Sponsored by the National Institute of Justice, the National Survey on Teen Relationships and Intimate Violence was conducted by NORC at the University of Chicago, a prominent research center that provided preliminary results to The Associated Press. Input came from a nationwide sample of 667 youths aged 12-18 who’d been dating within the past year and who completed a self-administered online questionnaire.
Nearly 20 percent of both boys and girls reported themselves as victims of physical and sexual abuse in dating relationships — but the researchers reported what they called a startling finding when they asked about psychological abuse, broadly defined as actions ranging from name-calling to excessive tracking of a victim. More than 60 percent of each gender reported being victims and perpetrators of such behavior.

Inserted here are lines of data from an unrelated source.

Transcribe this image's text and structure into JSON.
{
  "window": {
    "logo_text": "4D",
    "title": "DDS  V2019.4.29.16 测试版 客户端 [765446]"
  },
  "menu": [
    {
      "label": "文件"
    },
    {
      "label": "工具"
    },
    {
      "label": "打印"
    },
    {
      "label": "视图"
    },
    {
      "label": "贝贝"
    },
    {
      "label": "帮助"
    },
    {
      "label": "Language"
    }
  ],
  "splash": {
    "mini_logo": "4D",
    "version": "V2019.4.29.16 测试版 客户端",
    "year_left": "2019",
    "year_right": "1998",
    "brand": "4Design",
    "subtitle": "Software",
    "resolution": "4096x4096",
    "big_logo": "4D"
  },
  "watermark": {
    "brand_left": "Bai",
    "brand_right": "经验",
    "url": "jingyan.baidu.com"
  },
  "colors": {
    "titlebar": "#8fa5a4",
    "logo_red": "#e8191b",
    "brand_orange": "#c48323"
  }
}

The survey found no substantive differences in measures by ethnicity, family income or location.
Elizabeth Mumford, one of the two lead researchers for the survey, acknowledged that some behaviors defined as psychological abuse — such as insults and accusations of flirting — are commonplace but shouldn’t be viewed as harmless.
“None of these things are healthy interactions,” she said. “It’s almost more of a concern that our gut reaction is to accept this as natural.”
The Centers for Disease Control and Prevention, in its campaigns against teen dating violence, also stresses the potential seriousness of psychological abuse.